Diferente da IC com fração de ejeção reduzida, a ICFEP possui poucas terapias que reduzem mortalidade; os iSGLT2 são a classe com maior evidência atual para redução de hospitalizações.

Contexto Educacional

A Insuficiência Cardíaca com Fração de Ejeção Preservada (ICFEP) representa cerca de metade dos casos de IC e está intimamente ligada ao envelhecimento, hipertensão, obesidade e fibrilação atrial. Sua fisiopatologia é complexa, envolvendo disfunção diastólica, inflamação sistêmica e alterações na microvasculatura coronariana. Historicamente, o tratamento era focado apenas no controle de sintomas e comorbidades. Recentemente, a introdução dos inibidores do cotransportador sódio-glicose 2 (iSGLT2) revolucionou o manejo da ICFEP. Medicamentos como a empagliflozina e a dapagliflozina mostraram-se eficazes em reduzir o risco de descompensações agudas e hospitalizações, embora o impacto isolado na mortalidade por todas as causas ainda seja menos expressivo do que na ICFER. O manejo atual exige uma abordagem multidisciplinar para controle da pressão arterial e volemia, sendo os iSGLT2 o pilar central da terapia modificadora de desfechos.

Perguntas Frequentes

Quais estudos validaram o uso de iSGLT2 na ICFEP?

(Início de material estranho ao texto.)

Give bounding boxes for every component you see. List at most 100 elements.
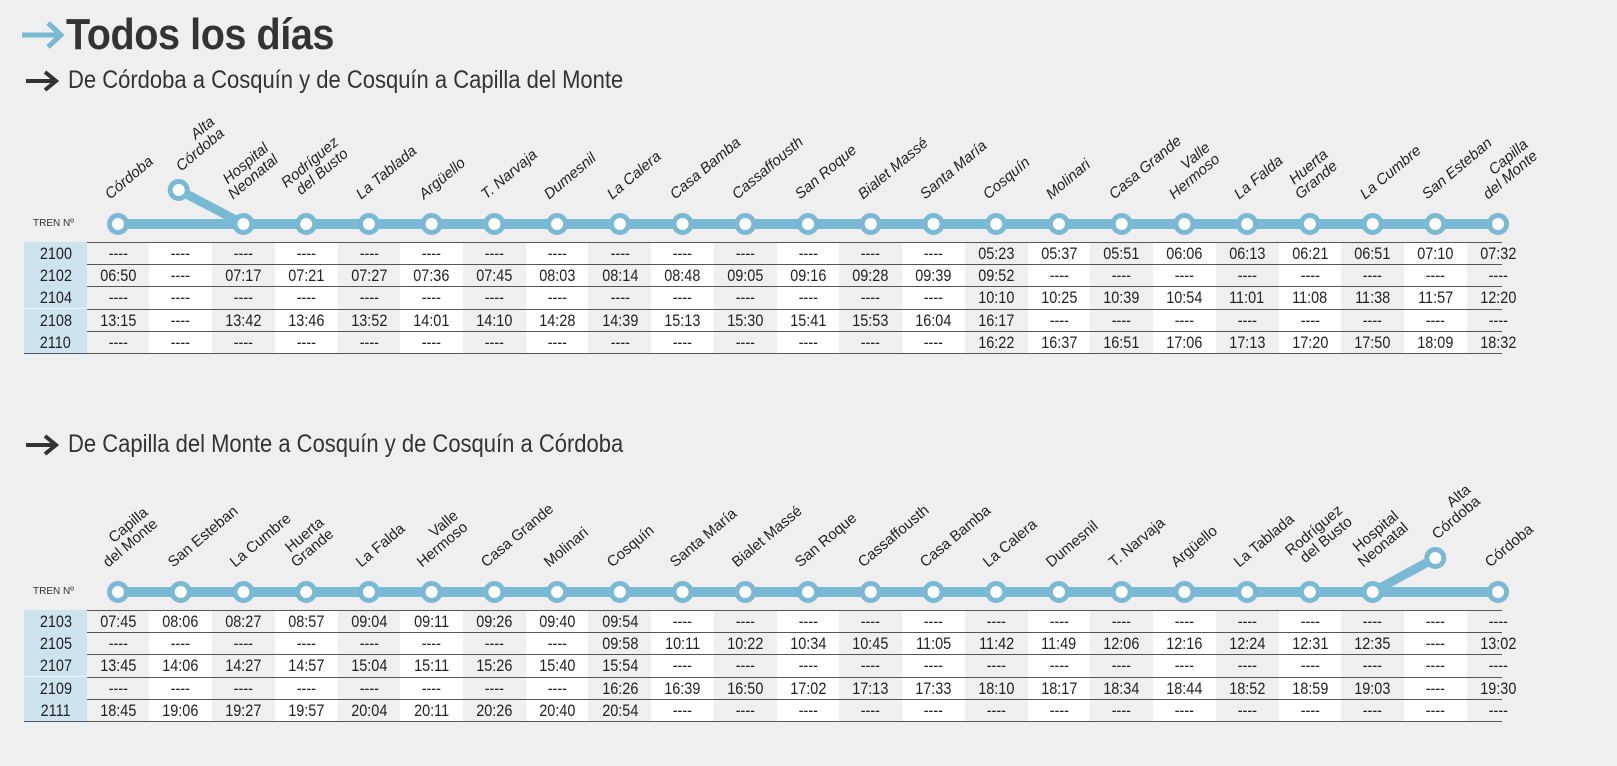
time-cell: 06:06	[1153, 242, 1216, 264]
time-text: 16:50	[727, 678, 764, 698]
time-text: ----	[861, 244, 881, 263]
train-number-text: 2110	[39, 332, 72, 352]
time-text: ----	[1237, 612, 1257, 631]
time-cell: 15:54	[588, 654, 651, 676]
time-text: 05:23	[978, 244, 1015, 263]
section-capilla-cordoba: TREN Nº Capilla del Monte San Esteban La Cu…	[0, 481, 1617, 738]
time-text: 20:04	[350, 700, 387, 720]
time-text: 09:52	[978, 266, 1015, 286]
time-cell: ----	[651, 331, 714, 353]
time-text: ----	[359, 332, 379, 352]
train-number-text: 2109	[39, 678, 72, 698]
time-text: 16:39	[664, 678, 701, 698]
time-cell: 11:42	[965, 632, 1028, 654]
time-text: ----	[296, 244, 316, 263]
time-text: ----	[1425, 266, 1445, 286]
time-text: ----	[1362, 310, 1383, 330]
time-cell: ----	[1404, 610, 1467, 632]
time-cell: 15:04	[338, 654, 401, 676]
time-cell: ----	[777, 699, 840, 721]
time-text: ----	[1049, 700, 1069, 720]
route-line-diagram	[107, 179, 1510, 235]
page-title: Todos los días	[20, 10, 364, 60]
time-text: ----	[861, 656, 881, 676]
time-cell: 13:02	[1467, 632, 1530, 654]
time-text: ----	[233, 634, 254, 654]
time-text: ----	[359, 678, 379, 698]
time-text: ----	[1488, 266, 1508, 286]
time-text: ----	[422, 244, 442, 263]
train-number-text: 2111	[40, 700, 71, 720]
time-cell: 12:35	[1341, 632, 1404, 654]
station-node	[734, 213, 757, 235]
station-node	[1424, 213, 1447, 235]
time-cell: 17:02	[777, 677, 840, 699]
time-text: ----	[1425, 634, 1445, 654]
time-cell: ----	[651, 654, 714, 676]
time-cell: ----	[400, 632, 463, 654]
time-text: 14:28	[539, 310, 576, 330]
time-text: 12:20	[1479, 288, 1517, 308]
row-separator	[24, 242, 1502, 243]
time-cell: ----	[839, 699, 902, 721]
time-text: 06:50	[99, 266, 137, 286]
station-node	[797, 581, 820, 603]
time-text: 08:57	[288, 612, 325, 631]
time-cell: 13:45	[87, 654, 150, 676]
time-text: ----	[861, 612, 881, 631]
time-text: ----	[1362, 700, 1383, 720]
train-number-text: 2100	[39, 244, 72, 263]
time-cell: ----	[902, 286, 965, 308]
time-cell: ----	[1341, 610, 1404, 632]
time-cell: ----	[1028, 309, 1091, 331]
column-bg	[400, 610, 463, 721]
time-cell: ----	[87, 677, 150, 699]
time-text: 08:06	[162, 612, 199, 631]
station-node	[107, 581, 129, 603]
time-text: 17:33	[915, 678, 952, 698]
station-node	[1487, 581, 1510, 603]
time-text: 18:45	[99, 700, 137, 720]
time-cell: 17:13	[839, 677, 902, 699]
time-cell: 14:28	[526, 309, 589, 331]
time-cell: 18:45	[87, 699, 150, 721]
time-text: 09:54	[601, 612, 638, 631]
time-cell: 18:09	[1404, 331, 1467, 353]
station-node	[1236, 213, 1259, 235]
time-cell: 07:10	[1404, 242, 1467, 264]
time-text: 07:21	[288, 266, 325, 286]
time-cell: 08:27	[212, 610, 275, 632]
time-cell: 20:54	[588, 699, 651, 721]
time-cell: ----	[87, 331, 150, 353]
arrow-right-icon	[22, 21, 65, 49]
station-node	[1361, 213, 1384, 235]
time-cell: ----	[1341, 264, 1404, 286]
time-cell: ----	[588, 331, 651, 353]
time-text: ----	[108, 244, 128, 263]
time-text: ----	[1112, 266, 1132, 286]
time-cell: ----	[1279, 699, 1342, 721]
time-text: 08:48	[664, 266, 701, 286]
time-cell: 20:11	[400, 699, 463, 721]
column-bg	[1027, 242, 1091, 353]
time-cell: 07:27	[338, 264, 401, 286]
column-bg	[525, 610, 589, 721]
time-cell: ----	[526, 677, 589, 699]
time-cell: 15:40	[526, 654, 589, 676]
time-text: 14:57	[288, 656, 325, 676]
time-text: ----	[735, 656, 755, 676]
time-cell: ----	[965, 610, 1028, 632]
time-cell: 17:33	[902, 677, 965, 699]
time-text: ----	[672, 332, 693, 352]
time-cell: 06:21	[1279, 242, 1342, 264]
row-separator	[24, 698, 1502, 700]
station-node	[1424, 547, 1447, 569]
station-node	[1236, 581, 1259, 603]
time-text: ----	[484, 678, 504, 698]
time-cell: 13:52	[338, 309, 401, 331]
time-text: 13:46	[288, 310, 325, 330]
time-text: ----	[108, 678, 128, 698]
time-cell: ----	[149, 632, 212, 654]
time-text: 07:45	[476, 266, 513, 286]
route-line-diagram	[107, 547, 1510, 603]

Os principais estudos são o EMPEROR-Preserved (com empagliflozina) e o DELIVER (com dapagliflozina). Ambos demonstraram uma redução significativa no desfecho primário composto de morte cardiovascular ou hospitalização por insuficiência cardíaca em pacientes com fração de ejeção acima de 40%. O benefício foi impulsionado principalmente pela redução das hospitalizações, tornando os iSGLT2 a primeira classe medicamentosa com recomendação forte (Classe I) nas diretrizes recentes para o espectro da ICFEP.

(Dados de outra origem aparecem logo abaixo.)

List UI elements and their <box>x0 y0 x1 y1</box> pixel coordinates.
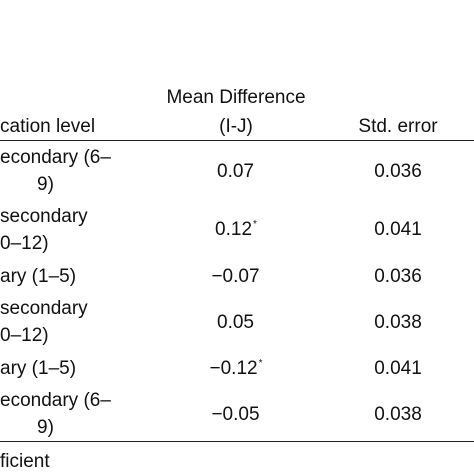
header-mean-difference-line1: Mean Difference <box>166 87 306 108</box>
row-2-level-line1: secondary <box>0 206 88 227</box>
row-6-level-line2: 9) <box>37 417 54 438</box>
header-mean-difference-line2: (I-J) <box>219 116 253 137</box>
row-3-mean-difference: −0.07 <box>211 266 260 287</box>
row-4-level-line1: secondary <box>0 298 88 319</box>
row-4-level-line2: 0–12) <box>0 325 49 346</box>
significance-marker: * <box>258 358 263 369</box>
row-2-mean-difference: 0.12* <box>215 219 257 240</box>
row-4-std-error: 0.038 <box>374 312 422 333</box>
row-1-level-line1: econdary (6– <box>0 147 111 168</box>
row-2-std-error: 0.041 <box>374 219 422 240</box>
row-1-mean-difference: 0.07 <box>217 161 254 182</box>
row-3-std-error: 0.036 <box>374 266 422 287</box>
header-divider <box>0 140 474 141</box>
table-bottom-rule <box>0 441 474 442</box>
row-3-level-line1: ary (1–5) <box>0 266 77 287</box>
header-std-error: Std. error <box>358 116 438 137</box>
table-footnote: ficient <box>0 451 50 472</box>
row-6-mean-difference: −0.05 <box>211 404 260 425</box>
header-education-level: cation level <box>0 116 96 137</box>
row-2-level-line2: 0–12) <box>0 233 49 254</box>
row-6-std-error: 0.038 <box>374 404 422 425</box>
row-1-std-error: 0.036 <box>374 161 422 182</box>
row-4-mean-difference: 0.05 <box>217 312 254 333</box>
row-5-level-line1: ary (1–5) <box>0 358 77 379</box>
row-5-mean-difference: −0.12* <box>209 358 263 379</box>
row-5-std-error: 0.041 <box>374 358 422 379</box>
row-6-level-line1: econdary (6– <box>0 390 111 411</box>
row-1-level-line2: 9) <box>37 174 54 195</box>
significance-marker: * <box>253 219 257 230</box>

Betabloqueadores reduzem mortalidade na ICFEP?

Não há evidências robustas de que os betabloqueadores reduzam a mortalidade na ICFEP, ao contrário do que ocorre na IC com fração de ejeção reduzida (ICFER). Eles são frequentemente utilizados para controle de frequência cardíaca em pacientes com fibrilação atrial associada ou para controle de hipertensão arterial, mas não devem ser prescritos com a expectativa de ganho de sobrevida especificamente para a fisiopatologia da ICFEP nas diretrizes atuais.

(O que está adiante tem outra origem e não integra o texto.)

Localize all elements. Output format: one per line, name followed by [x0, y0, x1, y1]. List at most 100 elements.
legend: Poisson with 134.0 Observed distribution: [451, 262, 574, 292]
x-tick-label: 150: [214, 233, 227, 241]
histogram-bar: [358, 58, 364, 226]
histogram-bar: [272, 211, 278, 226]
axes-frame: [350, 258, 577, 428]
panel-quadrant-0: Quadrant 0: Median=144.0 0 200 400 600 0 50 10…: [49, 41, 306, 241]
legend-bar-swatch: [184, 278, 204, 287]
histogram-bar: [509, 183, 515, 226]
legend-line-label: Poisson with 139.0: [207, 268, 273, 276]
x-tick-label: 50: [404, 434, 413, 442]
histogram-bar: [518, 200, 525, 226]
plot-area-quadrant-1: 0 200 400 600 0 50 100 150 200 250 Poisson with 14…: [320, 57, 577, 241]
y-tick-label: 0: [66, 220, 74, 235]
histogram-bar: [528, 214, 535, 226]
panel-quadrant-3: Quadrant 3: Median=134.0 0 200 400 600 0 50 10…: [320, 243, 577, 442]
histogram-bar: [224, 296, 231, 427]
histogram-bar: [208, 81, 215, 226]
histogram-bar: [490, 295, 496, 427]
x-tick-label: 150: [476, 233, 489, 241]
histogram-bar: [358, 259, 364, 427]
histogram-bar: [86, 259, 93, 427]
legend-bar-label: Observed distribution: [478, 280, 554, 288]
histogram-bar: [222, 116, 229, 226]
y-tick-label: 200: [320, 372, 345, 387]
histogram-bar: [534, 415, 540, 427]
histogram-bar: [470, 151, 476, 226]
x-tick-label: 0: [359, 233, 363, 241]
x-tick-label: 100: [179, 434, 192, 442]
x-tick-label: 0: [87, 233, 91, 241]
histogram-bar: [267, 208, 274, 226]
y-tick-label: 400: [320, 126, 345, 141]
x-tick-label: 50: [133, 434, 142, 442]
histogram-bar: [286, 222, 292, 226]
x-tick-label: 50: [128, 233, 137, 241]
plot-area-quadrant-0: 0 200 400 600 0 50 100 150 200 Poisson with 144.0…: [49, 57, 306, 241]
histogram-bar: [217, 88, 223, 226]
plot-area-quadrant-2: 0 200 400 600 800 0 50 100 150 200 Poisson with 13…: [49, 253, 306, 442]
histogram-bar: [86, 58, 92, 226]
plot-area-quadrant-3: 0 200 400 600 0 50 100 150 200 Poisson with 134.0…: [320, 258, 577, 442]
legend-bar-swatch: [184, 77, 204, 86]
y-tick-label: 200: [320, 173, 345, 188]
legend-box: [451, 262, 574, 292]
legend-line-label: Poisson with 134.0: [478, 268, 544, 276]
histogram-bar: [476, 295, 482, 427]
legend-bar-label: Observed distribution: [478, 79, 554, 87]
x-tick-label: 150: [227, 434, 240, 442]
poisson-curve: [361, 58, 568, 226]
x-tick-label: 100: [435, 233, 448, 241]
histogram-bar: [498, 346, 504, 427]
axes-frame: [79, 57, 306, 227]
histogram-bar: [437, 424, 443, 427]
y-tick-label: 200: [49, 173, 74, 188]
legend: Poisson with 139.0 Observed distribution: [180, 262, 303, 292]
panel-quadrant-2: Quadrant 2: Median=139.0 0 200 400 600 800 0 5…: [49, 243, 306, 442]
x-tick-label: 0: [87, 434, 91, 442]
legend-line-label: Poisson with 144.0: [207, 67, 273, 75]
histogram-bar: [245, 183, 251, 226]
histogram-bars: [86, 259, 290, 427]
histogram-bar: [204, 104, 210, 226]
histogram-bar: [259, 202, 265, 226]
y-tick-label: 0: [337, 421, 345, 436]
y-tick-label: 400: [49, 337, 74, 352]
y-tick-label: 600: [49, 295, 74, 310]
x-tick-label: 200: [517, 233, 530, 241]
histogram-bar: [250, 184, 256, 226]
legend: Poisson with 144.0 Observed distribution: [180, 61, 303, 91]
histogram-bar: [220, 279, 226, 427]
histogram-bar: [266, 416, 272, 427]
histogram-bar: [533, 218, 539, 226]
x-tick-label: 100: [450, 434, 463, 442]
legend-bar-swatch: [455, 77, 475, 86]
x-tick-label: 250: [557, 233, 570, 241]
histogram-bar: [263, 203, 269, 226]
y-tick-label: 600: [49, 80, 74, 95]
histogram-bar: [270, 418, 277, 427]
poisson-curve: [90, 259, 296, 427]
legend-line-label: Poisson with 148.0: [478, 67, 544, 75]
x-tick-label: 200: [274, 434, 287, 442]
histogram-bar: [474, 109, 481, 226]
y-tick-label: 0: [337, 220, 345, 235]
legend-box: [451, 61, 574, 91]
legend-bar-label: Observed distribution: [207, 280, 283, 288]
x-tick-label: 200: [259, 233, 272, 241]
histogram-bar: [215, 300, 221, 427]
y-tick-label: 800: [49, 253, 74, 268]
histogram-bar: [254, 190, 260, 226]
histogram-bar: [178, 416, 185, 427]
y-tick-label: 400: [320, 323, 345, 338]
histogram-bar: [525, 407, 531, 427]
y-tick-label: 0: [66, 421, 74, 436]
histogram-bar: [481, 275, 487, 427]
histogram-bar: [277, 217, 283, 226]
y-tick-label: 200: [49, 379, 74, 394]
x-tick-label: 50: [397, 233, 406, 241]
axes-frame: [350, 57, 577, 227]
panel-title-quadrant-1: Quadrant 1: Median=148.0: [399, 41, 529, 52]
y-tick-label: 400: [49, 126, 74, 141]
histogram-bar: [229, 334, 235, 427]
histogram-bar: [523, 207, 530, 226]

Qual o papel da espironolactona na ICFEP?

A espironolactona foi estudada no ensaio TOPCAT. Embora o estudo global tenha sido neutro para o desfecho primário, análises de subgrupo sugeriram redução de hospitalizações por IC em certas populações. Atualmente, as diretrizes consideram o uso de antagonistas do receptor mineralocorticoide com recomendação IIa ou IIb para reduzir hospitalizações, desde que o potássio sérico e a função renal sejam rigorosamente monitorados (contraindicado se K > 5,0-5,5 mEq/L).